~Me~

Been obsessed with books and writing since I was 8 years old. Then I lost it when I pursued writing in college. Now, I'm trying to find that drive again.

Monday, February 21, 2011

Vampire Kisses

A vampiric, gothic love novel series for freak teens like me and its main character, Raven. Although I only read a full version of only Coffin Club and the first few parts of the other books I find the series really cool and freaked. Comparing it to Twilight, Vampire Kisses is more romantic despite being a super gothic book but because of the gothness the series is a total thriller. The vampiric adventures in the series are more risky and interesting than the ones in Twilight. Those adventures is what makes it such a thriller. Reading it makes me spooked and made my heart sank as if I saw the person I love. The romance and chemistry between the two main character, Raven and Alexander, is so strong it makes you want to read more and find out what their love takes them into. If only they made a movie out of it.
The experience I had reading Vampire Kisses gave me a real feel and expression of what the book truly speaks of. Sometimes it makes me think about my crush in school and that I shouldn't just let fate decide everything for me. I have my doubts and tears about the book but its so great I wouldn't stop. Most of the time, I'd tear up because it feels like someone stabbed me in heart when I think about my crush.
Point is, Vampire Kisses is WAY more thrilling and romantic than any vampire romance novel. And I'm not just saying 'cos I'm an emo/goth.

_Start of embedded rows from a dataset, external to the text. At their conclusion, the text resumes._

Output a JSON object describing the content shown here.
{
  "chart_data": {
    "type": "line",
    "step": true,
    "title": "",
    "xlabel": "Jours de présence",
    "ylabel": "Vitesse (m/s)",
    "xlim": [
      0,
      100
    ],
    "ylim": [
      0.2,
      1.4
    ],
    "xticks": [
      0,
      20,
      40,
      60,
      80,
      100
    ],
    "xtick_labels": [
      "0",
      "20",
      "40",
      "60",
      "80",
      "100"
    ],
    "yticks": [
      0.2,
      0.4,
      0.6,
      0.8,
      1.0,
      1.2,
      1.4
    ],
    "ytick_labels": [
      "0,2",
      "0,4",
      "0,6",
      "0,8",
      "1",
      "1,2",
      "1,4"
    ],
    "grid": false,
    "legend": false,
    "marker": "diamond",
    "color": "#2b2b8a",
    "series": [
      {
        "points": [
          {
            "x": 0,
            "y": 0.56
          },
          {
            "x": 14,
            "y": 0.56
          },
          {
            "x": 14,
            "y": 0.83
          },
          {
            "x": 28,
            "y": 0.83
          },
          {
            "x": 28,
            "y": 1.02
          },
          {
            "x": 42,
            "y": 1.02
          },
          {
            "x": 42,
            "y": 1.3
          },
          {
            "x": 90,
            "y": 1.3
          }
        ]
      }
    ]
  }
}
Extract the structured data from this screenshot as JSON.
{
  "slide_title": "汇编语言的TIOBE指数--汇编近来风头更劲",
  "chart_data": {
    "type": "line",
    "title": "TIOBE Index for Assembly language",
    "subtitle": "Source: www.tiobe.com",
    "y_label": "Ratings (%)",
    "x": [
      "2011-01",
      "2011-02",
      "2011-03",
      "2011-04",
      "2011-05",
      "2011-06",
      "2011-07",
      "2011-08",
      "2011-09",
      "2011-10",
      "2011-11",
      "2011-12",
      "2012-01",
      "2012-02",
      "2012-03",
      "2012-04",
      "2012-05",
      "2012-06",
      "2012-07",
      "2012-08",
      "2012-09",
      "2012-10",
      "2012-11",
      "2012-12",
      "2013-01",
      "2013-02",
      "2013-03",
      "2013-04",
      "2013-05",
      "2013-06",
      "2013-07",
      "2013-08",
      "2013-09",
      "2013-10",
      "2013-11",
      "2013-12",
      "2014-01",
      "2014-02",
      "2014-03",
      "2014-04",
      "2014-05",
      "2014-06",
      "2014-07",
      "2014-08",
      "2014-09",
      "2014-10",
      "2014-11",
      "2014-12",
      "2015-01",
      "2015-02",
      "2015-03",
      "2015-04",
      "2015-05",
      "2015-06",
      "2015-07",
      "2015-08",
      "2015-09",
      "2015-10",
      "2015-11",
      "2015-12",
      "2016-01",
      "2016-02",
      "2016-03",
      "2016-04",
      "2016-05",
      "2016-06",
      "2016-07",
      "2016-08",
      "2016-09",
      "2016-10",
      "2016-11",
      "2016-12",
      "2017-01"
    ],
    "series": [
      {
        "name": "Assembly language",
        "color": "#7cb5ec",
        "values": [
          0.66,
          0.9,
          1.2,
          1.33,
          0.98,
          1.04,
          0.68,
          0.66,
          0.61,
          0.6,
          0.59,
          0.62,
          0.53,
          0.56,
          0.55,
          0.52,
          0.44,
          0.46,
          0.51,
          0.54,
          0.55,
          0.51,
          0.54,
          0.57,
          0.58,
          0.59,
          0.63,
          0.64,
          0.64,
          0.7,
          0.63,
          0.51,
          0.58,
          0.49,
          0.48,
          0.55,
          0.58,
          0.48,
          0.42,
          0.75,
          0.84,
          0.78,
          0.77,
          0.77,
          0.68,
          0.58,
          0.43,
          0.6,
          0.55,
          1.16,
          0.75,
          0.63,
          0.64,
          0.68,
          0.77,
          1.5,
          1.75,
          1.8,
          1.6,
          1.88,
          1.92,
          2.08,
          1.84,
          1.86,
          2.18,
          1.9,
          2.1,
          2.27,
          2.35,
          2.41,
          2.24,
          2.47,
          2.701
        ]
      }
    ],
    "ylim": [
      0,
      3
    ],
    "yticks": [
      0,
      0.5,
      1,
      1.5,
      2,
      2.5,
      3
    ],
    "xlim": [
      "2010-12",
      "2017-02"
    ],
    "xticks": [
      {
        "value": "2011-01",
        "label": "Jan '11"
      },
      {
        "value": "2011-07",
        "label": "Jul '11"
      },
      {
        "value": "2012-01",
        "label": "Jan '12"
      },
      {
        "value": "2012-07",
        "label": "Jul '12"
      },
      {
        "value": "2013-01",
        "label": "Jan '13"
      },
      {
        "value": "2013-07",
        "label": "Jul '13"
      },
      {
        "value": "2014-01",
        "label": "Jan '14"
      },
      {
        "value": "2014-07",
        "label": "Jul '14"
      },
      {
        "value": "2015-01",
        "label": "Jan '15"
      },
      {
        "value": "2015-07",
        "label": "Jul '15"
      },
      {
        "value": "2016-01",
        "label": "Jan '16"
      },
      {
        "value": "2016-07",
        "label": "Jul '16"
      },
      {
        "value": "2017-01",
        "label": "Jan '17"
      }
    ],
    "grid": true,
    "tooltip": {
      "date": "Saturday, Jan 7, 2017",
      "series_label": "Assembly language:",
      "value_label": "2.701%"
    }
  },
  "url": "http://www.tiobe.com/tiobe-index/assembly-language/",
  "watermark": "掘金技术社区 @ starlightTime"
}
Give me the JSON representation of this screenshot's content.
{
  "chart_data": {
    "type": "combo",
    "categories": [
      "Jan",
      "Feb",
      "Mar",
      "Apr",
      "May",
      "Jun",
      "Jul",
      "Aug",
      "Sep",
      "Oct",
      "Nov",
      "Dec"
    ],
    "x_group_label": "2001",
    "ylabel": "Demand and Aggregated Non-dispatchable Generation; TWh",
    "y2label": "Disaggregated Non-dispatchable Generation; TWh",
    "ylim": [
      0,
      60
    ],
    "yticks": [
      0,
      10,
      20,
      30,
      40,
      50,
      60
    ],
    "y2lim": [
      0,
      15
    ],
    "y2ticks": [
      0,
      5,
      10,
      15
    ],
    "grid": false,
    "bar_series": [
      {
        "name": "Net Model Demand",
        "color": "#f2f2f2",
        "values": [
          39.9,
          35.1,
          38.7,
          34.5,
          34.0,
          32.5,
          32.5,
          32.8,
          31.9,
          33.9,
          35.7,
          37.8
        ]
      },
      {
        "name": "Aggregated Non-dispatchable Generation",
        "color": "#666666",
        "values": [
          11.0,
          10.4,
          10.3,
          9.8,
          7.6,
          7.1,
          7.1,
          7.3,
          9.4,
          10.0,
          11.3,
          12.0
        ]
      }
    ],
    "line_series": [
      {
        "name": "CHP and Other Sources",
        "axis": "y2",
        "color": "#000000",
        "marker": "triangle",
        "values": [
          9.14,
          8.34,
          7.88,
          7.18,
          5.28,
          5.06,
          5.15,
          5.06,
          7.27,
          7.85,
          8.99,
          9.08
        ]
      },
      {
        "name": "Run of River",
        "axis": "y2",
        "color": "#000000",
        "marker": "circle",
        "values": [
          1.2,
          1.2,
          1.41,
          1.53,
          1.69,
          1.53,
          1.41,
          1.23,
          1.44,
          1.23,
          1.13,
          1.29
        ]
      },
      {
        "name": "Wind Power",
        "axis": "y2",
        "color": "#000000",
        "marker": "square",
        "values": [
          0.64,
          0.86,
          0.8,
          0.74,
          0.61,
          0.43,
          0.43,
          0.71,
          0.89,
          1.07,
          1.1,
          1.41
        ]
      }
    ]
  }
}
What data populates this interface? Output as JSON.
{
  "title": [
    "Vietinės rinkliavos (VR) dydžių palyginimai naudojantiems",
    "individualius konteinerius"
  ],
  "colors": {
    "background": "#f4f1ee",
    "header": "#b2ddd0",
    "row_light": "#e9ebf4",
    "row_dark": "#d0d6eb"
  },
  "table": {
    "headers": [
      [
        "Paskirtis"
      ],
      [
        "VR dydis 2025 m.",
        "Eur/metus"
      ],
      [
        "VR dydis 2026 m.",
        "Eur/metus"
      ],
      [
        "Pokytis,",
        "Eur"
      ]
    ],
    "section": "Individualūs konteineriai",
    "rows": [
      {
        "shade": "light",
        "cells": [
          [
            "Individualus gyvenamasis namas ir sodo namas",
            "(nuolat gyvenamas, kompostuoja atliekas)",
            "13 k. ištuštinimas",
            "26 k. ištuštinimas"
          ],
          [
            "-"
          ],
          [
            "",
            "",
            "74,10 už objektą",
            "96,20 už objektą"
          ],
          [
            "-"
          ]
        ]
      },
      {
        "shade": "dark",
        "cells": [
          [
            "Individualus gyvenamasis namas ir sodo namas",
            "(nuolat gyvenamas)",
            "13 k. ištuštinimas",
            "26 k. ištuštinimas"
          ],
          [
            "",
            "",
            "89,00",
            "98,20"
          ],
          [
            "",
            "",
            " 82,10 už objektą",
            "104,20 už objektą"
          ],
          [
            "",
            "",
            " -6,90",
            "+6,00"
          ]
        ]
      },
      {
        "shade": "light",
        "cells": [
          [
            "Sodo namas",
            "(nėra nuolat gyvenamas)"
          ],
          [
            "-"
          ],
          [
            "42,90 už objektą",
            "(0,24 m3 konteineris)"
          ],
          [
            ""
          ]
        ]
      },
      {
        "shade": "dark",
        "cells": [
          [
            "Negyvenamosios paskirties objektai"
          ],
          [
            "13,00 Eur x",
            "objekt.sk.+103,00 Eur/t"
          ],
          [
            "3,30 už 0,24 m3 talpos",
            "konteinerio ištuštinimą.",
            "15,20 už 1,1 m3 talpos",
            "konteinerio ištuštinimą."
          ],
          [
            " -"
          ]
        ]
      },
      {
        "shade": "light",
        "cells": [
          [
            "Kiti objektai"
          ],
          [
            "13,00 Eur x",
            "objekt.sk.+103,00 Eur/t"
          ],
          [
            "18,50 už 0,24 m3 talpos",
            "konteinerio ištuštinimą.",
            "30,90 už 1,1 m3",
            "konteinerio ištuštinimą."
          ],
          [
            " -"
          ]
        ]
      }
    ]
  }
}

Wednesday, February 16, 2011

Love or Like?

Like any other normal (girly) teen, I have my own messed up love story. And I'm not even sure if it is love. I bet other teens don't have to hide themselves so much from the person they adore, unlike me. Everybody's little love story doesn't hang on only one person, instead they move on to another. I guess that's like but what if they do hang on one person? Would that one person be their "true love"?
It's been more than a year since I first saw and adored my one-in-heart guy. The first time I saw him I was truly, truly speechless and almost breathless. I saw him and adored him because I thought he was almost like me-quiet, shy, mysterious, always kept to ourselves. At least, we used to be... Until the end of my first year in school I watched and stared at him every passing day I arrive at school. On my second, I didn't get much more than a glance once or twice a week.
Getting desperate, I volunteered to look after the school store so I could see him whenever he has recess. Unfortunately, he never sat on the same spot after my first day. I wasn't bummed out so I kept working. And one day made all those other days worth while. He slowly put his fingers on my palm and let go of the money when he paid for the objective papers. As an added bonus: I heard his adoringly rough but sweet voice.
The love story's quiet this year. I guess I don't wanna concentrate so much on him or he could just be being extra careful avoiding me. Go figure. From time to time, I'd see him a distant behind me or going an opposite direction from me. I was filled with disappointment. But some things just lift my spirits today. All I can say I saw him across the school field and stared him for as long as I could. I think I even saw him stare back at me with some focus and concentration.
What could my life be? All I know is I'm a total different from anybody.

Monday, February 14, 2011

Valentine's Day

In about an hour Valentine's Day would totally be over and we'd have to wait another year for the next Valentine's Day. Y'know, I had high expectations on things I know wouldn't happen on Valentine's Day. The thing is before V Day I felt as if I liked -or love?- the guy I used to have a crush on ever since I was Form 1. I don't know why I had this sudden desire to talk to him, to think about him and to see him face to face. For that reason I wasted a weekend trying to make a valentine gift that wouldn't be sent. I feel like such an idiot!
I thought it meant something when I'd see him around and heard his name, like it was a sign or somewhat. I almost dreamed about him on the night of the day when I saw him not a distant away behind me. In that almost-a-dream I saw him pull my arm and laid an unexpected kiss on my lips however in a second of that kiss, I punched him real hard he tripped and almost fell into the drain. Luckily, that sweet dream showed I caught his arm before he fell in and ran away with cheeks flushed red.
So I anticipated that scene to happen on what I had hoped to have been the most greatest day of my 15-year-old life. Unfortunately, it never happened and I was deeply disappointed. I wished he knew about it. He would've have done it if he likes me the way I like him. That way, it wouldn't be so hard for him to konw what's in my mind.